Friday, February 12, 2021

Review: Who Am I? • Pale Waves



When the band debuted a full-length project a few years ago, Pale Waves presented some dissonance for the senses. Adorned in heavy black eyeliner and fishnets, the band styled themselves as moody goth-pop newcomers who yearned for The Cure-era counterculture revival – but with debut record My Mind Makes Noises, the band fused synthesizers and guitars just as expected from a streaming-era act co-signed by The 1975. While “Television Romance” and “Eighteen” bouyed the record, it sometimes felt like maundering derivative of their closest contemporaries. This said, it initially seemed ironic for the band to title their follow-up Who Am I? – until we heard it.

Sharing only the most successful elements of the band’s debut, Who Am I? coordinates their guitar-driven synth pop with era-appropriate post-grunge. The resulting product presents as a fresh renovation to the space that Avril Lavigne and Ashlee Simpson once successfully occupied. The hallmarks of high drama and neon melodies are superimposed over a rock music underlayment, all of which has been polished to an attractive contemporary glisten. Album highlight “Easy,” where blown-out synths and full-bodied guitars collide in a climax of emotion, is perhaps best representative of how the record is indebted as much to aughts rock hit radio as it is to a ‘10s alternative playlist.

On “She’s My Religion,” meanwhile, these elements collide with the most melodrama. “She’s cold, she’s dark, she’s cynical. She’s forever angry at the world. She’s no angel, but she is my religion,” lead vocalist Heather Baron-Gracie declares on the slow burner. Similar remarks could be made about “Wish U Were Here,” perhaps the record’s best down-tempo reflection: “Crying on the floor, wishing you were here. Life is unfair, just want you here,” she sings through a hopscotch melody over fuzzy, unobtrusive guitar work. But when some instrumental energy backlights the group’s lyrics, the record presents even better material: “Change,” “Tomorrow,” and “Fall to Pieces” all thrash around to match the unruly energy that inspired this record’s aesthetic.

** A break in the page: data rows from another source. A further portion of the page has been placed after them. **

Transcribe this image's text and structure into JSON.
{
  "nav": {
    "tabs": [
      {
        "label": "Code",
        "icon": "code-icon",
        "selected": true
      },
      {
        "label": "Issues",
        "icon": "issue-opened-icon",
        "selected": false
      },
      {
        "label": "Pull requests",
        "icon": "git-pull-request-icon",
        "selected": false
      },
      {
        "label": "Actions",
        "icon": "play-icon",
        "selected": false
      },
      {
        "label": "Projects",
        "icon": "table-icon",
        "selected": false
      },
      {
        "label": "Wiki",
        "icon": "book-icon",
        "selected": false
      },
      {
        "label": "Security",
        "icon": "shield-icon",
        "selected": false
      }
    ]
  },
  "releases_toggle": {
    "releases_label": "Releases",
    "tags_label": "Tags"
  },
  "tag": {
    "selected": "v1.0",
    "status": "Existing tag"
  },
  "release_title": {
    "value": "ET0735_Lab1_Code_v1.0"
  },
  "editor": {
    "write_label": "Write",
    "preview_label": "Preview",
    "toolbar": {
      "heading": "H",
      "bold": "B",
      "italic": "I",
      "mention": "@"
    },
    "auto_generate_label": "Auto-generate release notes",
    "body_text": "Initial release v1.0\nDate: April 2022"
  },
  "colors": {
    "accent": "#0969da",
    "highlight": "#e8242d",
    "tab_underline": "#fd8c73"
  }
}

After Pale Waves positioned themselves as anonymous streaming fodder to benefit from their peers’ wake, Who Am I? answers its titular question with a course correction that moves them in the right direction, even if it fails to offer a completely unique definition to the band. While they sometimes graze the boundaries of self-parody with something like “You Don’t Own Me” or “Odd One Out,” Pale Waves make a relatively strong case as a rock band cosplay for the streaming age. Both their snippet-sized, stadium-ready anthems and their occasional depressive alcoves, yes, can lack nuance in their delivery and seem calculated for an optimal burst of nostalgia – yet their subtle progressive accents revitalize the genre with enough modern splash to make the album worthwhile.

Who Am I? is available now under Dirty Hit Records.